The initial lawsuit was filed in 2000 by a former Ringling barn helper who was later found to have been paid at least $190,000 by the animal-rights groups that helped bring the lawsuit. The judge called him "essentially a paid plaintiff" who lacked credibility and standing to sue. The judge rejected the abuse claims following a 2009 trial.

==Health record==
In 1999, the center failed a USDA inspection under the Animal Welfare Act due to its restraint policy. At least one case of tuberculosis was noted at this time.

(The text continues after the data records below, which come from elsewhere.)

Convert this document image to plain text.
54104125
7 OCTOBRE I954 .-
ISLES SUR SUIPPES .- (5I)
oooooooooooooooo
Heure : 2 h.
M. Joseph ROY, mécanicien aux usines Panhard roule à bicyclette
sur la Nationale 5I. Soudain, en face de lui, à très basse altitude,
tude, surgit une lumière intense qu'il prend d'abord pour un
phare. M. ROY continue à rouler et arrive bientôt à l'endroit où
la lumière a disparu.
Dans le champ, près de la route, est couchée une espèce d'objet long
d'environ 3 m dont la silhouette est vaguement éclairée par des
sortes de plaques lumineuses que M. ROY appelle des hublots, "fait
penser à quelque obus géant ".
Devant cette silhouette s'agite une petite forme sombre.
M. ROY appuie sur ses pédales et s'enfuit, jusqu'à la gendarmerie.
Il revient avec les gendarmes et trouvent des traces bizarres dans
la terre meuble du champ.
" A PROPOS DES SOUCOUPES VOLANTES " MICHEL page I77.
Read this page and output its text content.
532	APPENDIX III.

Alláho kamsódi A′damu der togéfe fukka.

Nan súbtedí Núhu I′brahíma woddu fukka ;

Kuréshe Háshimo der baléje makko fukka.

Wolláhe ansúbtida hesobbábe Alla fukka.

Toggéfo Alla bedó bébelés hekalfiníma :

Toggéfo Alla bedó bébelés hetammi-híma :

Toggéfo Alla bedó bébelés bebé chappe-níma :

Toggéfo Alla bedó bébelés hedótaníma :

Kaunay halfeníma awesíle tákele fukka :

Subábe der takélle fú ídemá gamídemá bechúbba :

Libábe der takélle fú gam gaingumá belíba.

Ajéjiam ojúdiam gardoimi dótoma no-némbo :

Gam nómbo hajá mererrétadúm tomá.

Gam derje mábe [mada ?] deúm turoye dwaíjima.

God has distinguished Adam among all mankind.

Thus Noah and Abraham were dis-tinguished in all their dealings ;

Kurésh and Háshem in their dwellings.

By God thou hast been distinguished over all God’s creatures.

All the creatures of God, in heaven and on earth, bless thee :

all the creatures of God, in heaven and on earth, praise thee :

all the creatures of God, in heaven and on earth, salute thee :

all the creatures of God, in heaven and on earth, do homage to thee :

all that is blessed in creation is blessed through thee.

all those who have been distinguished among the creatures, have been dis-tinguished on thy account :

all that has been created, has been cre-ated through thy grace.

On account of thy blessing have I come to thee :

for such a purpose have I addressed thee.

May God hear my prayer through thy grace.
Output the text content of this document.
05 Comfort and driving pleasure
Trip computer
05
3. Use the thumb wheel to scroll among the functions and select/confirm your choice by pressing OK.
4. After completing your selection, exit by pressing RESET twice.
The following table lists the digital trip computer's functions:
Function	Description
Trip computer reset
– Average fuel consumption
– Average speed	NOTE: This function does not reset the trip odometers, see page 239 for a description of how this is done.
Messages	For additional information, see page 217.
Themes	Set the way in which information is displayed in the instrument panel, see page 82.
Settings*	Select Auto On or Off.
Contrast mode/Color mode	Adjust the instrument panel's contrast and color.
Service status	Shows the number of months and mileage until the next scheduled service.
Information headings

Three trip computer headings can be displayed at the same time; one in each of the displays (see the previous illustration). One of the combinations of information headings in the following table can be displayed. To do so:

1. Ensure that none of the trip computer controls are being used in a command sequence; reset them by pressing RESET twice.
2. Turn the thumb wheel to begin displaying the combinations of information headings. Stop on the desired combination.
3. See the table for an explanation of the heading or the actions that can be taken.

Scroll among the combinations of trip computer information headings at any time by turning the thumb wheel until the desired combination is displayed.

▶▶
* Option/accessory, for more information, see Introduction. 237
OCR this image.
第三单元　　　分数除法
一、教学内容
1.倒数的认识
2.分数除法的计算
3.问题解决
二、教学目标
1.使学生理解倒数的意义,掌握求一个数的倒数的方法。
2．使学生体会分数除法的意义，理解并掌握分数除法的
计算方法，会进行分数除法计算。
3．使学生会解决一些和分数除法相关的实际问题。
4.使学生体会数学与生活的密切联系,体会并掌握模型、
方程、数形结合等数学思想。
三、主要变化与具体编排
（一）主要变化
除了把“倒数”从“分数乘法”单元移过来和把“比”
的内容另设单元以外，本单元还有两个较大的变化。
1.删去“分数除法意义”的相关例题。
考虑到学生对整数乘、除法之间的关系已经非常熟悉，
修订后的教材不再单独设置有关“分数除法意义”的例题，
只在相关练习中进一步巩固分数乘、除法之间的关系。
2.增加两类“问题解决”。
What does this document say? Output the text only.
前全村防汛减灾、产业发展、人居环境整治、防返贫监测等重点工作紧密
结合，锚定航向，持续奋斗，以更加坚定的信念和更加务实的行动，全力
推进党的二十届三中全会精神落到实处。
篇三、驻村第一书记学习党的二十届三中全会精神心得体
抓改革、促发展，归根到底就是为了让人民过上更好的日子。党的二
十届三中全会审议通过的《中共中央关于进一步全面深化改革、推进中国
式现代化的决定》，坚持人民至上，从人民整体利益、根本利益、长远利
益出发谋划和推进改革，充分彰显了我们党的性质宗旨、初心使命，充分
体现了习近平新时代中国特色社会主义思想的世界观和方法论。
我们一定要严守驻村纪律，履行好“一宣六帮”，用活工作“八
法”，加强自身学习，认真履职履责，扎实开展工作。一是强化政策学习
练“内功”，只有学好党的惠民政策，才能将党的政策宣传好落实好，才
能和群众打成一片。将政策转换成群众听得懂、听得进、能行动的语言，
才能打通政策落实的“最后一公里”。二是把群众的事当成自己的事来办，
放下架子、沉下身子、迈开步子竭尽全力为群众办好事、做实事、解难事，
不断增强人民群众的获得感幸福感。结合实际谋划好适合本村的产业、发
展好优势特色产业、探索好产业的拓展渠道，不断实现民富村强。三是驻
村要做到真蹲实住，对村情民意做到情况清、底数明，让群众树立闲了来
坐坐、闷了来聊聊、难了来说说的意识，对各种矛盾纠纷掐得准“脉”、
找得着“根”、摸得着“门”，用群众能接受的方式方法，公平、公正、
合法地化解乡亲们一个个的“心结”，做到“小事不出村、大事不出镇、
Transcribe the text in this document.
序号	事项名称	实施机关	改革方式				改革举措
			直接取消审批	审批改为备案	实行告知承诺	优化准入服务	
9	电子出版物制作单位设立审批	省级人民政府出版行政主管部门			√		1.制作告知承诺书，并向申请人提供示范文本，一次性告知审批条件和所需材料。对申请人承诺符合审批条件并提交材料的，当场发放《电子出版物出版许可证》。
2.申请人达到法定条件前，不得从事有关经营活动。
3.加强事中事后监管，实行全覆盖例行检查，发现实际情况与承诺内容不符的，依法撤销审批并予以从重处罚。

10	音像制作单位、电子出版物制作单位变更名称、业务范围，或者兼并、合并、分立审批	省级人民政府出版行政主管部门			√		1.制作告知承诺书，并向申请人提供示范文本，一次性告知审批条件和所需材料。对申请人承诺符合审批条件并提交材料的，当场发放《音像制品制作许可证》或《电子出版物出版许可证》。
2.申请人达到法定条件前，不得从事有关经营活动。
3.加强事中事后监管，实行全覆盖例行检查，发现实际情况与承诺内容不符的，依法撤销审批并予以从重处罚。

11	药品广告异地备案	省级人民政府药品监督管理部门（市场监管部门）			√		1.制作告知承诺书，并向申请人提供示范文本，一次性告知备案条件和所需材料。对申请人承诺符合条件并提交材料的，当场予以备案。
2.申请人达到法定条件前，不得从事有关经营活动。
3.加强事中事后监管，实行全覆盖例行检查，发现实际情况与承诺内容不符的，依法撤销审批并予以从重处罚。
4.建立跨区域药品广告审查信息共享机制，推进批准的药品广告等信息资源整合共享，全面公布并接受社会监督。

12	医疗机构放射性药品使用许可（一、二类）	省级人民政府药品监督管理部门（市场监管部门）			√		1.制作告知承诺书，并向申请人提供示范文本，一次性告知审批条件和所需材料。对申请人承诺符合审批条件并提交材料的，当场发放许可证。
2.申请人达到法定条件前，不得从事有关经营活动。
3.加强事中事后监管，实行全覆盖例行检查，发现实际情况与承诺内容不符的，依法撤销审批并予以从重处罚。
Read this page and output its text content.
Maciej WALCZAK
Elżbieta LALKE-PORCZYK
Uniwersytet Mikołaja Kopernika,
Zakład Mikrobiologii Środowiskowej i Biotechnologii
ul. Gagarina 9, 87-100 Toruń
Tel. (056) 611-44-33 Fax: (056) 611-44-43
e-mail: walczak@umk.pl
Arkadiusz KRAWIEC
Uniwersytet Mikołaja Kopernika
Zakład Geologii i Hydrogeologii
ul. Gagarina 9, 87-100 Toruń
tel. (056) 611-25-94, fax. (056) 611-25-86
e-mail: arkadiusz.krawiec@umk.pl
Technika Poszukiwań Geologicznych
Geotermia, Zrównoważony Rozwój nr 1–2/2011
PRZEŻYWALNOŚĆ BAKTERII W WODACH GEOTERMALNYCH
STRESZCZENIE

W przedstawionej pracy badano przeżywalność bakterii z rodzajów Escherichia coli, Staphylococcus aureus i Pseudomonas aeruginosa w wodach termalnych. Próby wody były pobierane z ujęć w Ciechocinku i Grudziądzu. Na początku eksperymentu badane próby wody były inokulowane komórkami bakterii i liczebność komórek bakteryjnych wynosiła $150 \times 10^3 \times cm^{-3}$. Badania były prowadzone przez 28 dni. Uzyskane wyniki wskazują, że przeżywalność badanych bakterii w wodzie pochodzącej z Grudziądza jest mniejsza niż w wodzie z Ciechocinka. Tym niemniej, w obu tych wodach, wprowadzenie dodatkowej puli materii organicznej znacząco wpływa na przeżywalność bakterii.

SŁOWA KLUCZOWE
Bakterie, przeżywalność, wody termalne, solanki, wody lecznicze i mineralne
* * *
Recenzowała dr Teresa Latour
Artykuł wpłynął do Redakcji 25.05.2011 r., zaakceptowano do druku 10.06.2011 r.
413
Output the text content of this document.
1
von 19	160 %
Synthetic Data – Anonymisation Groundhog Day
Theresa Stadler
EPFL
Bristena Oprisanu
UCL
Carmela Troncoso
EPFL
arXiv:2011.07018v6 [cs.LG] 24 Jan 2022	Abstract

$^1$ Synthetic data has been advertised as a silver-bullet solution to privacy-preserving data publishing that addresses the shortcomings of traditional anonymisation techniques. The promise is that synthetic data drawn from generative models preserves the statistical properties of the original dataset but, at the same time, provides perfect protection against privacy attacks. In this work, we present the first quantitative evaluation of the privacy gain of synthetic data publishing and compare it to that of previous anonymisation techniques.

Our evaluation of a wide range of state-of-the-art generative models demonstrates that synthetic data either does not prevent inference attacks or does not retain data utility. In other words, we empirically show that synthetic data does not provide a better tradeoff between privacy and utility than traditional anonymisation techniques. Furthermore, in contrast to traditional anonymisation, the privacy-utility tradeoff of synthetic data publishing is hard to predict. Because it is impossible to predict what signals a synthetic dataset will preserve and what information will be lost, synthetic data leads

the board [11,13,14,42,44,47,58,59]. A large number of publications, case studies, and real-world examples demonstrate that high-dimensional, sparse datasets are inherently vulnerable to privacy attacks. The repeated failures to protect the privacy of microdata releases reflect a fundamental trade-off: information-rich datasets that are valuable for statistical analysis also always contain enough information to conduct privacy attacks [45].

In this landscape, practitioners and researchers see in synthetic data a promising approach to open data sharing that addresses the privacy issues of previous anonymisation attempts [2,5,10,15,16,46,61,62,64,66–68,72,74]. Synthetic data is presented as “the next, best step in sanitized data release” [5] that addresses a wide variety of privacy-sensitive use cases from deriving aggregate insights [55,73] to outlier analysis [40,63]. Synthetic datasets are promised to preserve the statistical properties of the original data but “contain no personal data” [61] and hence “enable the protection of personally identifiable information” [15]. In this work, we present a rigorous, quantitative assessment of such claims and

An action over these issues was stated in a local court against the Center in June 2000. The action was brought by the American Society for the Prevention of Cruelty to Animals, the Animal Protection Institute, the Animal Welfare Institute, the Fund for Animals, and Tom Rider, a former employee of Ringling Bros. In late 2009, the suit was dismissed by the courts because it was ruled that the plaintiffs, ASPCA et al., as private citizens, were not allowed to bring suit against Feld Entertainment under the Endangered Species Act due to being "uninjured" by the acts in question. Although citizens' right to file suit under the act is stipulated in the act, the court did not allow it.

The court did not rule on the merits of the case, nor the video footage documenting severe hooking of elephants on Ringling show units. Various legal scholars have disputed the legal rigor of this ruling. Ringling Brothers and Barnum & Bailey publicists claim victory and have focused their defense on questioning the motives of whistle-blower Tom Rider and his relationship to animal welfare groups.

In 2003 and 2004, Conservation Center publicists announced that the Center had been given a clean bill of health by USDA inspectors.

In 2006, the Center was quarantined for a case of TB. Only one animal in the herd appears to have been affected.

Ringling Brothers asserts retired circus elephants living at the center have an average lifespan of up to 70 years, although they also list the oldest elephants to die at the facility as 55 and 62 years of age. A number of juvenile elephants have also died in Ringling possession, not at the facility, but while on tour with a Ringling Brothers show. It is likely elephants at Ringling's Florida Center may live longer than captive elephants in zoos, who live an average of 42 years, although not as long as wild elephants who, if protected from poaching, can typically live up to 65 or 70 years.

In 2021, the Center was permanently closed, its remaining elephants having been moved to White Oak Conservation.